Part 2 - Trails all the way down

Part 2 is finding every permutation of the trails up peaks from the trailheads. I’d actually solved this as a bug in part 1. My initial attempt had the recursive function return 1 when it found the base case of a cell at height 9, and the recursive function summing the branches that were valid. So I can grab that version from my IDE’s history and paste it in, with some renaming for uniqueness.

impl TopographicalMap {
    fn rate_points(&self, cell: Coordinate) -> usize {
        match self.get(cell) {
            Some(9) => 1,
            Some(n) => self
                .adjacent(cell)
                .iter()
                .filter(|(_, val)| *val == n + 1)
                .map(|(coords, _)| self.rate_points(*coords))
                .sum(),
            None => 0,
        }
    }
    
    fn total_rating(&self) -> usize {
        self.trailheads()
            .iter()
            .map(|&trailhead| self.rate_points(trailhead))
            .sum()
    }
}

#[test]
fn can_rate_trailhead() {
    assert_eq!(larger_example().rate_points((0, 2)), 20);
}

#[test]
fn can_rate_topographical_map() {
    assert_eq!(larger_example().total_rating(), 81);
}

Refinement

Creating temporary HashSets is expensive, and thinking about improvements to that I decided on a generic version of the recursive function that does most of the work for solving both parts. If I return the coordinates of each peak as a Vec, that is cheaper than a HashSet.

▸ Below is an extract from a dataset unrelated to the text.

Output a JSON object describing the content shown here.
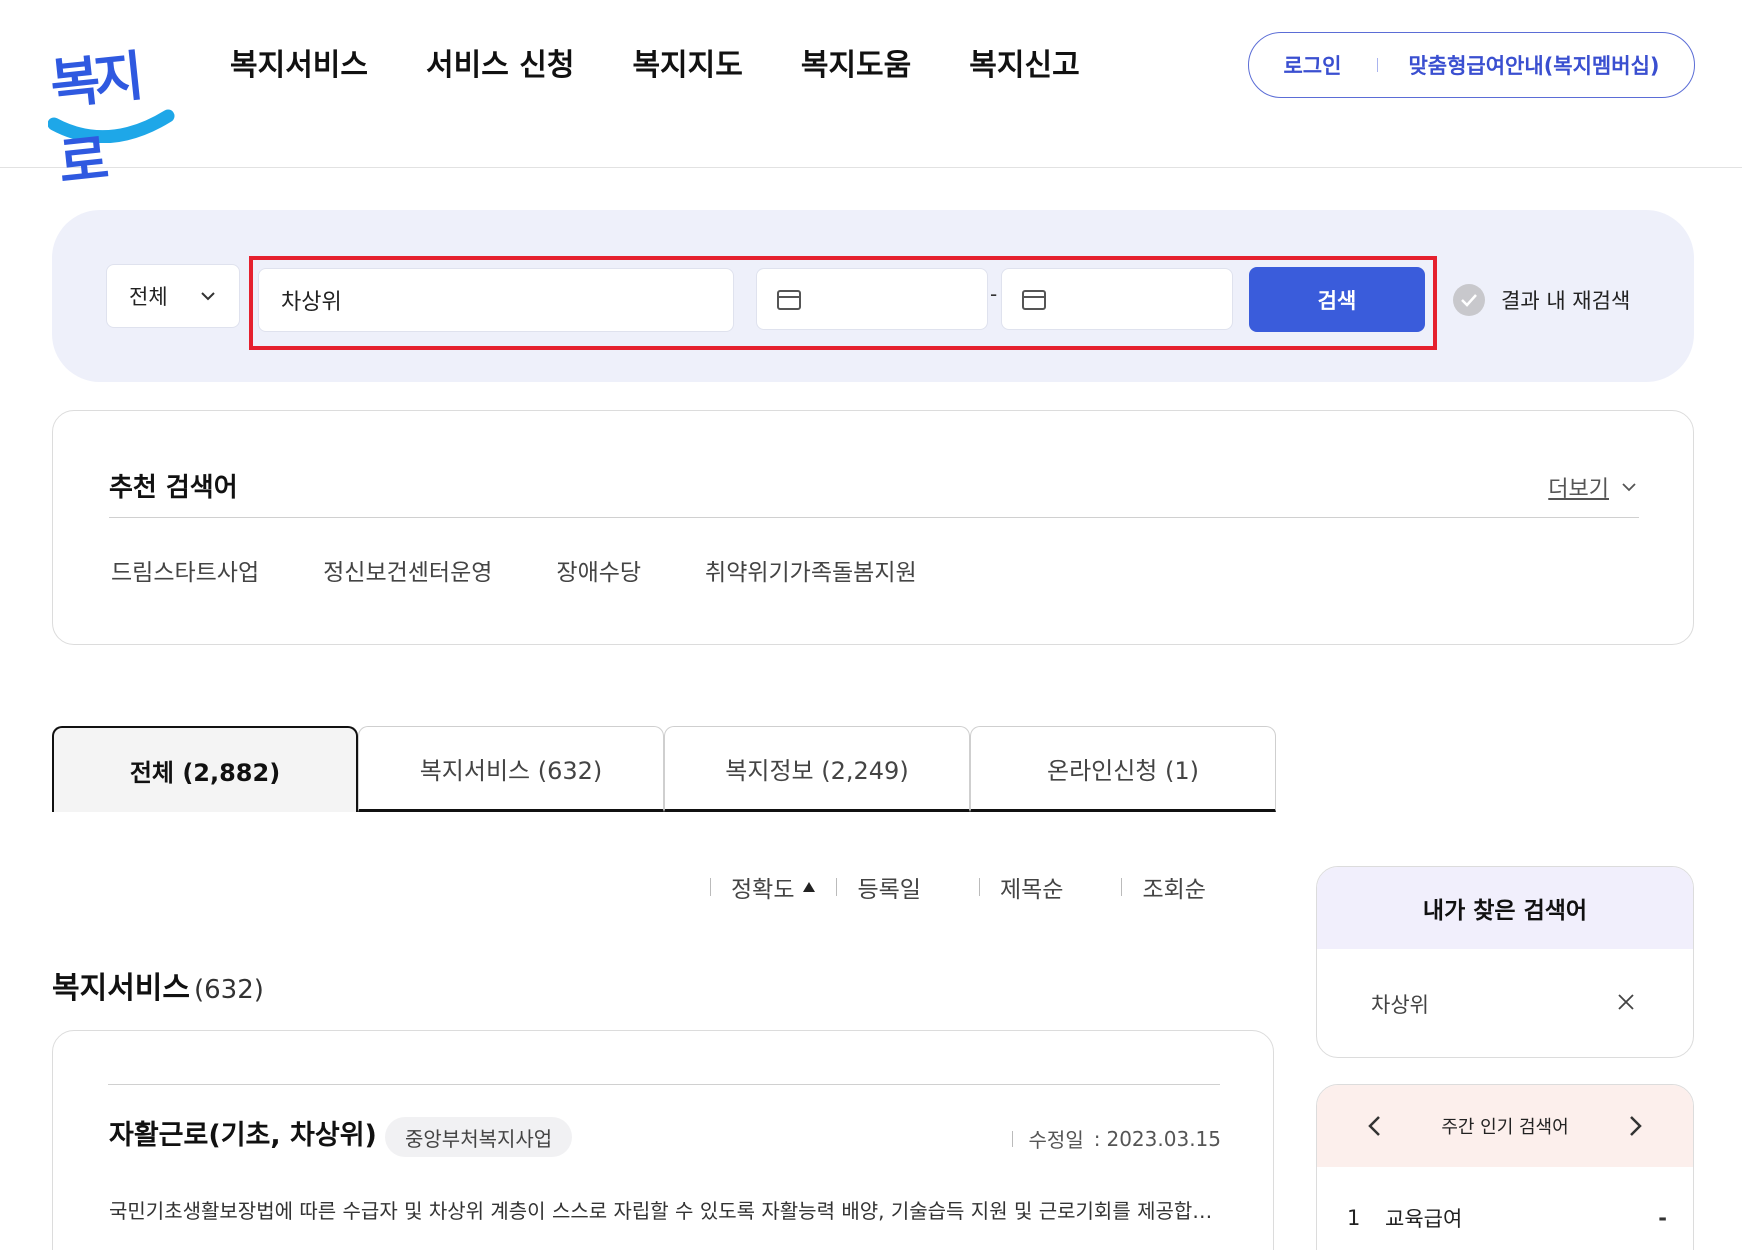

Then once I have the list of all trail ends, I can count them all for part 2, and count the unique coordinates for part 1.

impl TopographicalMap {
    fn get_peaks(&self, cell: Coordinate) -> Vec<Coordinate> {
        match self.get(cell) {
            Some(9) => vec![cell],
            Some(n) => self
                .adjacent(cell)
                .iter()
                .filter(|(_, val)| *val == n + 1)
                .map(|(coords, _)| self.get_peaks(*coords))
                .reduce(|acc, val| [acc, val].concat())
                .unwrap_or(Vec::new()),
            None => Vec::new(),
        }
    }
    
    fn score_trailhead(&self, trailhead: Coordinate) -> usize {
        self.get_peaks(trailhead).iter().unique().count()
    }
    
    fn rate_trailhead(&self, cell: Coordinate) -> usize {
        self.get_peaks(cell).iter().count()
    }
}

Wrap up

I found today, especially part 2 that I’d accidentally already solved, pretty quick. And I think I’ve ended up with a fairly clear and efficient solution.